Researchers enrolled 87 patients under age 19 (average age 16.27 years with 73.6 percent of patients female) who underwent surgery for Femoroacetabular Impingement.
Enrolled patients underwent primary surgery (56 surgical dislocations vs 31 arthroscopes) for Femoroacetabular Impingement. Ten of the patients underwent re-operation (11.5%) at an average of 20.6 months from primary surgery. No differences were found in demographics, activity, surgery type, labral disease, or alpha angle for re-operation vs. non-reoperation.
The Lateral Center-Edge Angle (LCEA), the Femoro-Epiphyseal Acetabular Roof (FEAR) Index, and Sharps angle were significantly different (p<0.05).
The analysis indicated that patients with scores of LCEA<21 and FEAR index>-8.8 were at heightened risk of reoperation. Of the patients with LCEA<21° 46% underwent a reoperation compared to those with LCEA>21° (6%). In patients with FEAR index<-8.8, 32% underwent a reoperation compared to patients>-8.8 (5%). Patients who achieved MCID (61.9%) had lower BMI, worse preoperative PROs, and better postoperative PROs at 2 years. Alpha and Sharp's angles were positively correlated with 2+ year PROs, while LCEA was negatively correlated(p<0.05).

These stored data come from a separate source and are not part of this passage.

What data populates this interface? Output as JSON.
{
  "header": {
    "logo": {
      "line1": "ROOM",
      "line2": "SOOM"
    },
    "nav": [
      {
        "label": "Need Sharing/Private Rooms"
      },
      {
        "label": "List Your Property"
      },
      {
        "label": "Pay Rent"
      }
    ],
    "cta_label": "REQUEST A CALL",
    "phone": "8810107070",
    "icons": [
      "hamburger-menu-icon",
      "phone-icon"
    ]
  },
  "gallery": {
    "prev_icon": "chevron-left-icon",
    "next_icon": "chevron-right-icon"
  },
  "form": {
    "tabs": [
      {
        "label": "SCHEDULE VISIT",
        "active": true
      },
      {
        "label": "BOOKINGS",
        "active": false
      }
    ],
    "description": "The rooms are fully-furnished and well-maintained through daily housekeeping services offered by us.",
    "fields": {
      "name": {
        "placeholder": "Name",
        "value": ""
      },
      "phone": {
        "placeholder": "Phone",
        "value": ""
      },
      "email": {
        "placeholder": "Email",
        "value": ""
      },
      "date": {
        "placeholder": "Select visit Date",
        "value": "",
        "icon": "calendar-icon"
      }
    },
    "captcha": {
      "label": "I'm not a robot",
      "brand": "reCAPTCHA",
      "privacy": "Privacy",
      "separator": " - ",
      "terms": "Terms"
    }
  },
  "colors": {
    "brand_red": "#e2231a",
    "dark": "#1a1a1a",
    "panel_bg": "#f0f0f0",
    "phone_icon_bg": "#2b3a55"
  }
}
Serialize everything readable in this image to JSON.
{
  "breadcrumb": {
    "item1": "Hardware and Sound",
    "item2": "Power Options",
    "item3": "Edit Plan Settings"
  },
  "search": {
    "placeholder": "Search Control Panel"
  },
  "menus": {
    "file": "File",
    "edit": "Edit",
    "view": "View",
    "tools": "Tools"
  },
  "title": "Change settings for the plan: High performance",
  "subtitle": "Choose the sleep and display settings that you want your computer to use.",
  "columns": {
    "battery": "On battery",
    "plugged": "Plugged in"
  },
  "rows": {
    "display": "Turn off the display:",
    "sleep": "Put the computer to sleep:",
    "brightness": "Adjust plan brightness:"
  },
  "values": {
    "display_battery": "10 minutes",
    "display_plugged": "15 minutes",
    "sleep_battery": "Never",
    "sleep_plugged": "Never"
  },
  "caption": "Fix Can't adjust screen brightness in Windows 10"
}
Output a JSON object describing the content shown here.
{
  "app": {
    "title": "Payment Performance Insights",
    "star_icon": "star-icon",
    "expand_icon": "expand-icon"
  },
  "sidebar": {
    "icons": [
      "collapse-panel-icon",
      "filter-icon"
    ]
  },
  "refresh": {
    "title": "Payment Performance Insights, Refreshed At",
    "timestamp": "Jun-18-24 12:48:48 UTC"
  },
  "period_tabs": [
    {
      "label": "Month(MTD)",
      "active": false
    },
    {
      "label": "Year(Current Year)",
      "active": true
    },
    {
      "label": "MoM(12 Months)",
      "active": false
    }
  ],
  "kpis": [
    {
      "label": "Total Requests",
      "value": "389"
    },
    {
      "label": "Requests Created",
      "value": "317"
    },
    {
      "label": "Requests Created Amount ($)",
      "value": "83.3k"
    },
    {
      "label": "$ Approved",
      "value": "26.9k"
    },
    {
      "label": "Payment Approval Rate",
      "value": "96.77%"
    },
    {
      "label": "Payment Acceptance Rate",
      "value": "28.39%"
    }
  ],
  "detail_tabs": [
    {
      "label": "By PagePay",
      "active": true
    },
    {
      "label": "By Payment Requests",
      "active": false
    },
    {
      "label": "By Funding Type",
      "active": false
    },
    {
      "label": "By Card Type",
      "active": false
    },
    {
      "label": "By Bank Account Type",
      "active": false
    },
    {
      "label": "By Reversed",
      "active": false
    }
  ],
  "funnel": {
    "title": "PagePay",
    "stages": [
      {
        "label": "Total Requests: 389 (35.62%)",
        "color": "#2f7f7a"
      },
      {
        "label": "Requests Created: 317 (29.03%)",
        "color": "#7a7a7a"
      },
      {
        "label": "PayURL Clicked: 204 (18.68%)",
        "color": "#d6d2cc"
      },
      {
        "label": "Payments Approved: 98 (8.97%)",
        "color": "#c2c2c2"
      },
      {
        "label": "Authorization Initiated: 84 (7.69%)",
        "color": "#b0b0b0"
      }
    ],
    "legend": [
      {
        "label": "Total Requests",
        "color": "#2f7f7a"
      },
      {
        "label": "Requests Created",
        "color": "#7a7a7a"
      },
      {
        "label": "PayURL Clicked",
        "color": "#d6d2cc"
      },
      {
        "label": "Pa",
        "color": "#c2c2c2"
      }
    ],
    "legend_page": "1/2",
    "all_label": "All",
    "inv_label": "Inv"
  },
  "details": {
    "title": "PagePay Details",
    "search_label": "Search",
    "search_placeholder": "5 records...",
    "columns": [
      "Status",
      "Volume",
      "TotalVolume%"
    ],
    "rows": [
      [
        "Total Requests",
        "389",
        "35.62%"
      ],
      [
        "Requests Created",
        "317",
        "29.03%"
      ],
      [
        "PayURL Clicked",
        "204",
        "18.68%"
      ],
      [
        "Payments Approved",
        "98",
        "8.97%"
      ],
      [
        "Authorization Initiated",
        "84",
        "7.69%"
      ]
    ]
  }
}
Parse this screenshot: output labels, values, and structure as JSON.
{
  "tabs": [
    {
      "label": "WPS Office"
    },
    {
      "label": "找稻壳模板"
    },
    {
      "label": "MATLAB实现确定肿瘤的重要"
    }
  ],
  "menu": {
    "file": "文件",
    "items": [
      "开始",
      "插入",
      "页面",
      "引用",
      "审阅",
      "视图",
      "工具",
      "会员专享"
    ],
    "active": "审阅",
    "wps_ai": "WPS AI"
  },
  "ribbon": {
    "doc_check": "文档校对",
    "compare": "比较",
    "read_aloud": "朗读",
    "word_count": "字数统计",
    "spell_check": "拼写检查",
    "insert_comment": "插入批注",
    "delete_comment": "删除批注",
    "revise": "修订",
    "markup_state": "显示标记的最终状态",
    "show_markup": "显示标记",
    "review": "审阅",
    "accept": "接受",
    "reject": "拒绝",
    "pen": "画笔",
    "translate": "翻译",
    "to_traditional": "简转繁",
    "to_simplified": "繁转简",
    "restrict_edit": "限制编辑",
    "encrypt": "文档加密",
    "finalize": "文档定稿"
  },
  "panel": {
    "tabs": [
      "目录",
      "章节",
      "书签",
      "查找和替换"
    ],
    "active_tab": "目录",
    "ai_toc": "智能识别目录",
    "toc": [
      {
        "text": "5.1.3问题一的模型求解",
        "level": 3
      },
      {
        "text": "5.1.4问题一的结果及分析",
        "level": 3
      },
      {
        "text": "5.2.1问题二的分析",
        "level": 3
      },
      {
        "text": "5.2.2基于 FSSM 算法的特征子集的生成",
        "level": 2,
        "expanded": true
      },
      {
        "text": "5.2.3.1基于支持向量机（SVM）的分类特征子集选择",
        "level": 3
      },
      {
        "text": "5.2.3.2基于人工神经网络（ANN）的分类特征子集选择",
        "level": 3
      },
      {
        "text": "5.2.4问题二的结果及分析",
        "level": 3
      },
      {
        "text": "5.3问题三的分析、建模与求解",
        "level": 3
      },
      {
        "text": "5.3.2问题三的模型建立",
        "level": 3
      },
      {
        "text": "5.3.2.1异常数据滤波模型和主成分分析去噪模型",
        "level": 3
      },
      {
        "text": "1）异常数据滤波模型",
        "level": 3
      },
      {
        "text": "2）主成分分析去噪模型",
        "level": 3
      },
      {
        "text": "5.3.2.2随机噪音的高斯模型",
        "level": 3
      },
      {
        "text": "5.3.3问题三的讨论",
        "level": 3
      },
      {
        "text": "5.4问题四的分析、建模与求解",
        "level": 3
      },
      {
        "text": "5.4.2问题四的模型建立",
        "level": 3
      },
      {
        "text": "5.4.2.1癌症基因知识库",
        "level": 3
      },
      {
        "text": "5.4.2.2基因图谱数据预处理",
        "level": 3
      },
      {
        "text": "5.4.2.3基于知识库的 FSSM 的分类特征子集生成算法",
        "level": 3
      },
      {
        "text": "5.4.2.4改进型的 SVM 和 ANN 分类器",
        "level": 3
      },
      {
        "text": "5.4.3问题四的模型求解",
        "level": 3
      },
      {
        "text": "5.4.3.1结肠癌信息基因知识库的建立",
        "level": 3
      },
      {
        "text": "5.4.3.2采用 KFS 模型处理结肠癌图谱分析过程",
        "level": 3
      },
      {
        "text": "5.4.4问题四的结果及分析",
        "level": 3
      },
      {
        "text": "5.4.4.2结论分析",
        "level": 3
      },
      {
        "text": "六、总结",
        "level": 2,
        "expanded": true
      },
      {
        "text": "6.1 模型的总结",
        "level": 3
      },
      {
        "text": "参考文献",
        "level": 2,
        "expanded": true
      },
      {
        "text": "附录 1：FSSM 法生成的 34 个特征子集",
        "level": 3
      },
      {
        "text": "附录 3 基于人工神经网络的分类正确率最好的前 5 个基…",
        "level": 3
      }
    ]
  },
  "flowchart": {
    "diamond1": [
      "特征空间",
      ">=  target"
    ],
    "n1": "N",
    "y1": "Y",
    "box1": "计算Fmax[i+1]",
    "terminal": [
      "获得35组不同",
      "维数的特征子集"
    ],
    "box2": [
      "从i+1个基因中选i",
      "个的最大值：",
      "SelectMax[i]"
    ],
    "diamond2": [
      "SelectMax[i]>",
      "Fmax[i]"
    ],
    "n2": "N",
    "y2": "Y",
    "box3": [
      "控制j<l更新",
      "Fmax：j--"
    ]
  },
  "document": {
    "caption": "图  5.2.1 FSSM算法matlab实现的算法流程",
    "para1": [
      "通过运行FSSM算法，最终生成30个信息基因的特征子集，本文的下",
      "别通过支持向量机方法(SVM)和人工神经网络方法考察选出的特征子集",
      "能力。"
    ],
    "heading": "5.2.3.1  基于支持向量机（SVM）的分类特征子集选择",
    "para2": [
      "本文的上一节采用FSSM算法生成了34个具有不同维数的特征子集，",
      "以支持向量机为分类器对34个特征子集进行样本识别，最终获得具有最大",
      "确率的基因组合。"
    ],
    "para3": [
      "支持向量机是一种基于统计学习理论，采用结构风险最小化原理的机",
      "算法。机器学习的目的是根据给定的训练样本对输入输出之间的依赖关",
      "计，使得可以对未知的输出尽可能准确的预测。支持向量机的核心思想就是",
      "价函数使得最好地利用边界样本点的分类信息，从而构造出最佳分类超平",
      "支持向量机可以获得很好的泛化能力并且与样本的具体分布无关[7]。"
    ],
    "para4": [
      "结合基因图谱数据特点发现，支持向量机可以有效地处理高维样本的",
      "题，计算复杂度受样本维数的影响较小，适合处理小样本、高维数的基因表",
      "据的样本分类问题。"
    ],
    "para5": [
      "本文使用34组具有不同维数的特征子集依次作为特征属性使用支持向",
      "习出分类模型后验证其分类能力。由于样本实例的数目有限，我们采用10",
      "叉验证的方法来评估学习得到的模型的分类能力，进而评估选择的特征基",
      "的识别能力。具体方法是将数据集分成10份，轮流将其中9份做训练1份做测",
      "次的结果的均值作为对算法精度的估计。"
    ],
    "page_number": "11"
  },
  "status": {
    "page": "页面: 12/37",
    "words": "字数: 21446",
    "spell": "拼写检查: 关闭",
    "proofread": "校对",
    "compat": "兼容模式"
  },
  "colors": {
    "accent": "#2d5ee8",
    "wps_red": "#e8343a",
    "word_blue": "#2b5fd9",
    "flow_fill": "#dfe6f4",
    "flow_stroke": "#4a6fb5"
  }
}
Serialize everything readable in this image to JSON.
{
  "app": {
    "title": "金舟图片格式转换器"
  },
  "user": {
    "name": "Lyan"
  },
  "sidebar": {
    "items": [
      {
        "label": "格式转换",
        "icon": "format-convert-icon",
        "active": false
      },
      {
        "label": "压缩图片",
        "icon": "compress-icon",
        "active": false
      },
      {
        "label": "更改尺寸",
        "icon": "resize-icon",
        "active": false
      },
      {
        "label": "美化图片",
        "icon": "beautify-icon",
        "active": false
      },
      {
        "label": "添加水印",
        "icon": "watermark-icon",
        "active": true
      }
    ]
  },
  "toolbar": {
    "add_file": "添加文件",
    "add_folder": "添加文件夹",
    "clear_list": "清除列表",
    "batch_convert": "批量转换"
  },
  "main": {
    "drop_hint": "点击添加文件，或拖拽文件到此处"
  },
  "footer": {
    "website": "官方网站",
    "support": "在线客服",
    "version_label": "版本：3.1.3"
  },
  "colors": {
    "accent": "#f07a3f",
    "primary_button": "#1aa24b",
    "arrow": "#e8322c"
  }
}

Researchers reported that in patients undergoing treatment for femoroacetabular Impingement, a reoperation was associated with radiographic signs of hip dysplasia, indicating that patients with a shallower acetabulum are at risk for a repeat operation.
Reference: "Young hip surgery patients can avoid repeat surgeries with better prediction methods"; AMERICAN ORTHOPAEDIC SOCIETY FOR SPORTS MEDICINE.